I don’t agree with it, and was quite cross, but ultimately they still didn’t increase the access, so I hope some of my constant refusal to let this go has helped!

My ex asked for the addendum, I suspect because the original Section 7 didn’t really do him any favours, so I assume he’s hoping there will be a huge change.

I am pretty much going to update my last statement, but with the addition of how access has been going, the fact he will not adhere to the Undertakings over time and how he is still trying to coerce the children and how I think it should look going forward.

We rarely contact each other, but I’ve now several times had to message him over something to do with the children, such as something happening during his access time and asking if he is ok for that or would he rather I declined it as it’s his time (as an example) and each time he ignores me. He literally reads the text and will not answer me, on this occasion it took a MONTH to get a “yes” from him, I had the kids asking if they were going, I’d given him a timeframe I needed to know in and still he was a dick frankly. He then tried to gaslight me claiming he had never said yes, I had decided to agree to it without permission (I do everything via text so I can see he agreed!)
I can’t see how we can parent like that, if I can’t get him to say “yes that’s fine” or “no, that’s not fine” (which was all that was needed) then how can we go forward? The kids really wanted to go and I had them at me and I had to explain that it was his time and if he wouldn’t answer I couldn’t agree.
Thats not him focussing on the children at all, that’s him getting at me as he’s taken a stance that he won’t acknowledge anything I say or do.

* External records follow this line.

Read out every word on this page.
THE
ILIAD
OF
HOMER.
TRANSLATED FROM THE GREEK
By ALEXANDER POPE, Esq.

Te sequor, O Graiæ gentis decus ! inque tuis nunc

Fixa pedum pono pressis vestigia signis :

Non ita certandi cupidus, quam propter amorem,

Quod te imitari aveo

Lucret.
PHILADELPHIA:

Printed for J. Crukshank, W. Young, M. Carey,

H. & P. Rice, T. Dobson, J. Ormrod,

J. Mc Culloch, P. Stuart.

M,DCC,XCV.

I can’t imagine either mine or the kids lives if he was to get much more access if I am honest. It keeps me awake at night because he puts them in such awkward positions, he tells the eldest she doesn’t have to run it by me if she wants to see him more (she is very polite and would always let me know as in “are you ok if I see dad x day” as she knows I am on a budget over food etc, so I need to know who’s here etc, besides it’s a courtesy to me and she knows I wouldn’t say no) and he actively encourages the youngest to go against rules that she has had here for years when with him, such as she’s not allowed bubblegum until she’s older, but he will tell her that my rules don’t count here and of course she can have it. It’s not that I don’t appreciate different houses/different rules it’s that he is deliberately putting them in a position, she knows she’s not allowed bubblegum with me, he had no reason to give it to her beyond knowing she isn’t allowed it, then she’s torn because I’ve spent years saying no, now he’s saying of course she must have it and trying to get her to go against several years of ingrained rules. She is then pulled in two, as she doesn’t want to upset him.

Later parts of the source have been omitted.